The Portland Harbor Commission has been charged with the responsibility for the regulation of navigation and commerce within Portland Harbor since being established by an Act of the Maine Legislature in 1917. The Commission is made up of five members including two from South Portland, two from Portland and one appointed by the Governor.

A major part of our charge is, “The commission may investigate and determine, as far as practicable, what improvements may be made to the harbor to make it safer and more advantageous for navigation and commerce.” To that end, as Commission members we strongly believe we are compelled to comment on South Portland’s proposed Waterfront Protection Ordinance (WPO).

The marine industry in South Portland is a significant regional economic engine and provides critical energy infrastructure supporting the harbor and a level of waterfront commerce that in fact was responsible for the development of the cities that the commissioners now represent. The record shows the Port of Portland is one of the safest ports on the East Coast. This exceptional record is in large part due to the continuing expansion of these facilities to enable the upgrading of safety and environmental equipment. With responsibility for permitting of docks and other structures within the harbor, the commission is well aware of the level of improvement projects that occur on a regular basis at all marine facilities.

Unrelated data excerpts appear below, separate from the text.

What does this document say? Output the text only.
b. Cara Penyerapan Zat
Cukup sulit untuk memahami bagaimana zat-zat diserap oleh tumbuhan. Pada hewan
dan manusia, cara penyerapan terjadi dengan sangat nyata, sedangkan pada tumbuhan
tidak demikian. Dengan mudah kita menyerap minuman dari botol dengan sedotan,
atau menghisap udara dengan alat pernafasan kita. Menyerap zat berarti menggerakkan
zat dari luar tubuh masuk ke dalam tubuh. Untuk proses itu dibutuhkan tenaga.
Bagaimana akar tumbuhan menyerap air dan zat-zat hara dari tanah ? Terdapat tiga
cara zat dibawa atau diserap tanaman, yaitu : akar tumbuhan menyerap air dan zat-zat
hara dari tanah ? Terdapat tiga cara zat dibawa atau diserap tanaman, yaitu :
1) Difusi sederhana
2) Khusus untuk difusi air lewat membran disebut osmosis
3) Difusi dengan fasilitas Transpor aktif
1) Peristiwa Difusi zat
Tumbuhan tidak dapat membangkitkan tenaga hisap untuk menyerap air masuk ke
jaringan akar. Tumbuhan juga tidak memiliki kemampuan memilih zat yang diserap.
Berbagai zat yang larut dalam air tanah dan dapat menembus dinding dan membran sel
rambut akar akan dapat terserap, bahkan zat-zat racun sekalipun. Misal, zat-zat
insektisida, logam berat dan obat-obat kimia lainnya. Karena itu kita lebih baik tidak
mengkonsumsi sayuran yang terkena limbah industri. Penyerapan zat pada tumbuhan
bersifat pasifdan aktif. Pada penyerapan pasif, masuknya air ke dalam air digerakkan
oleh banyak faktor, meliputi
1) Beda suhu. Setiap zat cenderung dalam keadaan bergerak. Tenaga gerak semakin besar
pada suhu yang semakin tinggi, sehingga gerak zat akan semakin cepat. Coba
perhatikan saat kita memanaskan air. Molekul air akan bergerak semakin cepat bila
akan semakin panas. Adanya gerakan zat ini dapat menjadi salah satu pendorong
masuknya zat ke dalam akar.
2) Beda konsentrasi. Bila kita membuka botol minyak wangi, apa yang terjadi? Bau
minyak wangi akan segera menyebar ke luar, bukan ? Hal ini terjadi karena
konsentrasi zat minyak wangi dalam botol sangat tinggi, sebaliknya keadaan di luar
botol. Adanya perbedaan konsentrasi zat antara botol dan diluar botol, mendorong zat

The proposed ordinance threatens the viability of the entire industry as it broadly applies to all South Portland waterfront business in the Shipyard and Commercial Zone that handle any type of petroleum and essentially restricts development. The WPO would also impact marinas and boatyards that handle fuel as the proposed ordinance states there “shall be no expansion of…facilities for the storage and handling of petroleum.”

One facility recently asked the commission to defer their permit application for the expansion and upgrade of their dock lines until after the November vote. This expansion would upgrade their operation and improve the environmental safety of the entire operation. It is hard to understand how any ordinance that precludes this type of upgrade could be perceived as “Protecting the Waterfront.”

As commissioners, we respectfully ask the residents of South Portland to carefully review the proposed ordinance. We firmly believe that when they do, voters will come to the same conclusion that the WPO is not good for the working waterfront or the City of South Portland.

Portland Harbor Commission

(Thomas W. Dobbins, Governor’s appointment; Capt. John Stewart, South Portland; Capt. William VanVoorhis, South Portland; Bert Jongerden, Portland; and Daniel Haley, Jr., Portland.)